Aberdeen does not look rich, though it does seem to have a disproportionate number of Range Rovers, Mercedes and BMWs. Its battered waterfront bars, with names like Neptune and Character, appear to have been little changed by four decades of an oil economy.

But the fishing boats have been replaced by big, brightly painted oil field vessels that pull in and out of the narrow harbor entrance day and night. Such is the demand for pier space that the harbor authorities are contemplating construction of an additional pier in the next bay.

Aberdeen remains a boomtown even though North Sea oil reserves are gradually being tapped out. And yet that is why the city has become such an innovation hub.

New development projects are having to venture ever deeper into more treacherous waters, whether west of the Shetland Islands in Britain or in the Barents Sea off Russia.

For two planned projects, Rosebank off the Shetlands and Alder in the North Sea, Chevron and its partners recently awarded contracts worth £550 million, or more than $840 million. In the case of Rosebank, equipment must work at depths of 3,600 feet, and its surface production vessel must withstand waves 98 feet high or more.

The companies winning those contracts included a joint venture of the oil services giant Schlumberger and Cameron International, an undersea hardware specialist; and Aker Solutions, a Norwegian maker of oil and gas equipment. Each has a big presence in Aberdeen.

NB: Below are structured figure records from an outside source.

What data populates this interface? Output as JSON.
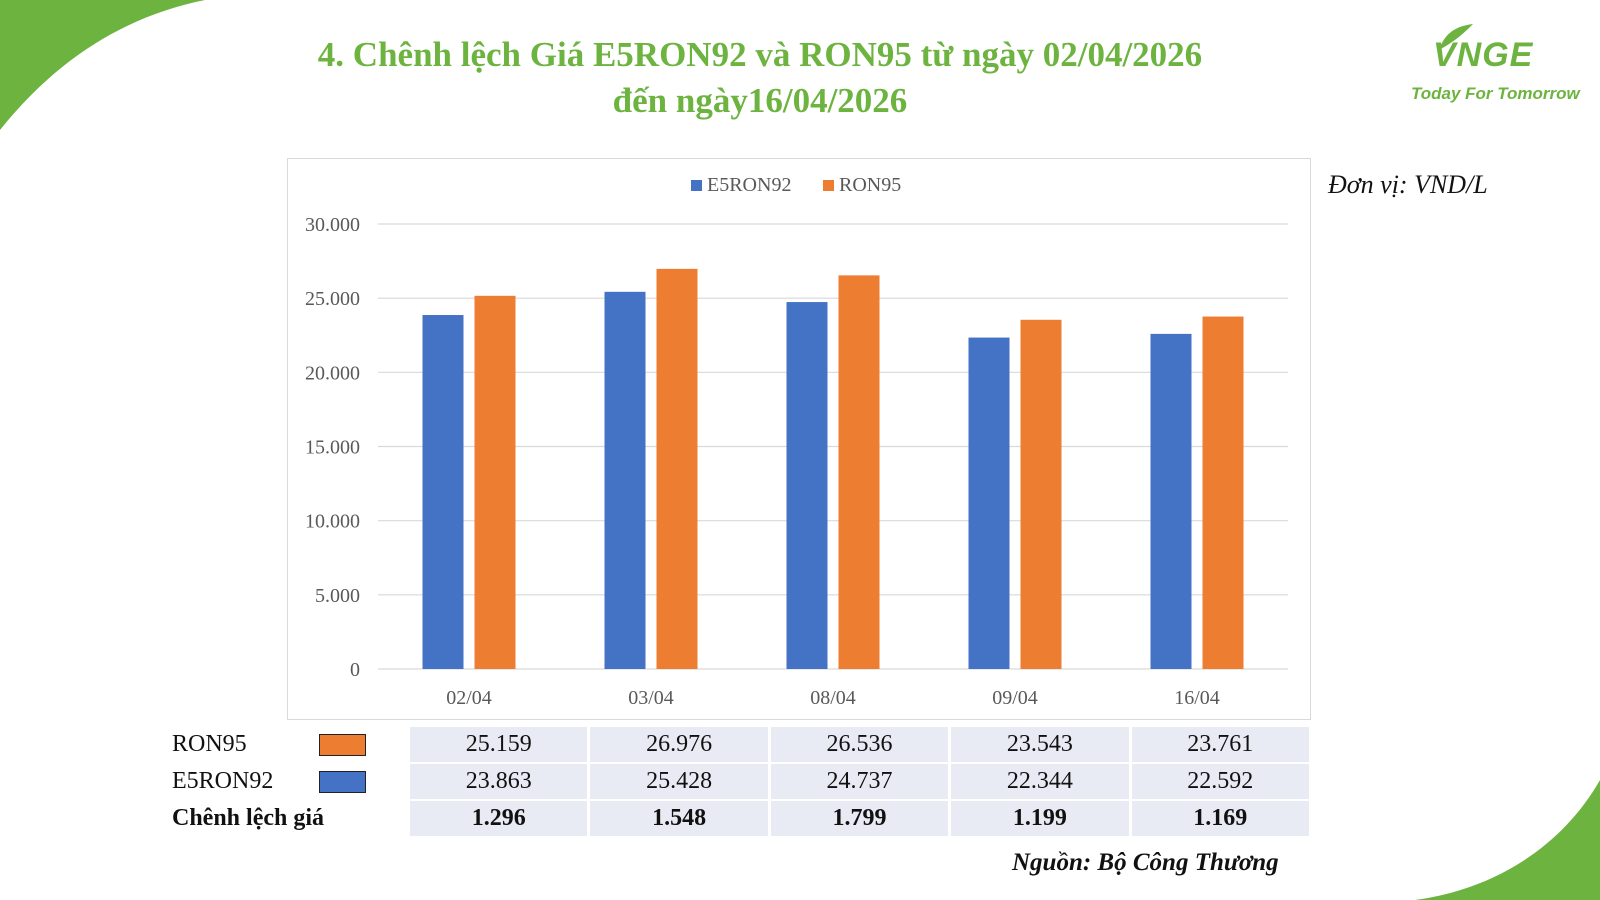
{
  "title": {
    "line1": "4. Chênh lệch Giá E5RON92 và RON95 từ ngày 02/04/2026",
    "line2": "đến ngày16/04/2026"
  },
  "logo": {
    "mark": "VNGE",
    "tagline": "Today For Tomorrow"
  },
  "unit": "Đơn vị: VND/L",
  "source": "Nguồn: Bộ Công Thương",
  "colors": {
    "e5ron92": "#4472c4",
    "ron95": "#ed7d31",
    "brand_green": "#6db33f",
    "table_bg": "#e8ebf4"
  },
  "chart_data": {
    "type": "bar",
    "categories": [
      "02/04",
      "03/04",
      "08/04",
      "09/04",
      "16/04"
    ],
    "series": [
      {
        "name": "E5RON92",
        "values": [
          23863,
          25428,
          24737,
          22344,
          22592
        ]
      },
      {
        "name": "RON95",
        "values": [
          25159,
          26976,
          26536,
          23543,
          23761
        ]
      }
    ],
    "ylim": [
      0,
      30000
    ],
    "yticks": [
      "0",
      "5.000",
      "10.000",
      "15.000",
      "20.000",
      "25.000",
      "30.000"
    ],
    "ytick_values": [
      0,
      5000,
      10000,
      15000,
      20000,
      25000,
      30000
    ],
    "legend": "top-center",
    "grid": true
  },
  "table": {
    "rows": [
      {
        "label": "RON95",
        "values": [
          "25.159",
          "26.976",
          "26.536",
          "23.543",
          "23.761"
        ]
      },
      {
        "label": "E5RON92",
        "values": [
          "23.863",
          "25.428",
          "24.737",
          "22.344",
          "22.592"
        ]
      },
      {
        "label": "Chênh lệch giá",
        "values": [
          "1.296",
          "1.548",
          "1.799",
          "1.199",
          "1.169"
        ]
      }
    ]
  }
}
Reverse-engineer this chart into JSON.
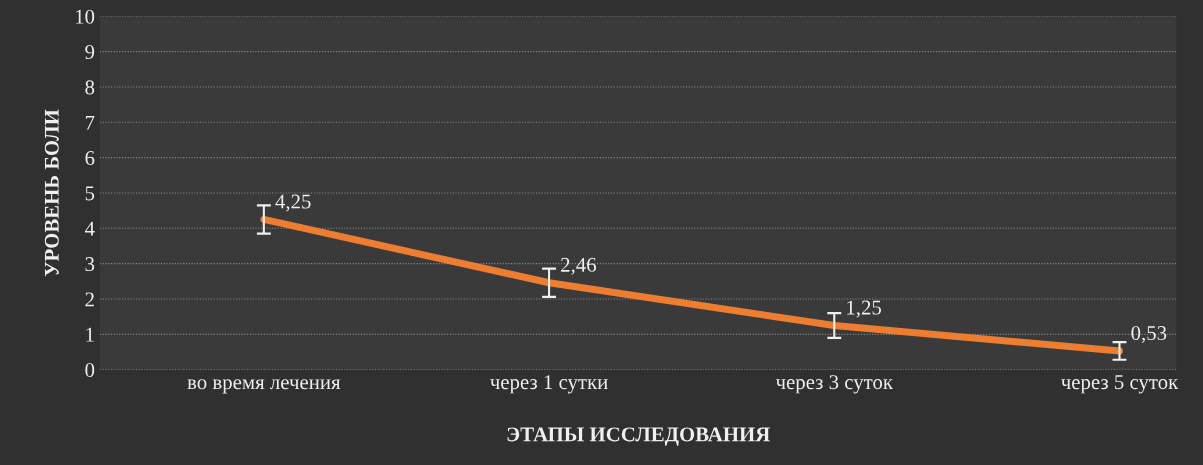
{
  "chart_data": {
    "type": "line",
    "xlabel": "ЭТАПЫ ИССЛЕДОВАНИЯ",
    "ylabel": "УРОВЕНЬ БОЛИ",
    "categories": [
      "во время лечения",
      "через 1 сутки",
      "через 3 суток",
      "через 5 суток"
    ],
    "series": [
      {
        "color": "#ed7d31",
        "values": [
          4.25,
          2.46,
          1.25,
          0.53
        ],
        "errors": [
          0.4,
          0.4,
          0.35,
          0.25
        ],
        "value_labels": [
          "4,25",
          "2,46",
          "1,25",
          "0,53"
        ]
      }
    ],
    "ylim": [
      0,
      10
    ],
    "yticks": [
      0,
      1,
      2,
      3,
      4,
      5,
      6,
      7,
      8,
      9,
      10
    ],
    "grid": "y",
    "marker": "none",
    "line_style": "solid"
  }
}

As the rest of the global oil industry moves offshore and into deeper water off Brazil, Africa and the United States, the techniques and technology honed in the North Sea are increasingly in demand worldwide.

Oil installations in water thousands of feet deep often resemble jellyfish, with a single platform or vessel floating at the top and far below a mass of wellheads, underwater controls, pump stations, piping and processing units snaking along the seabed.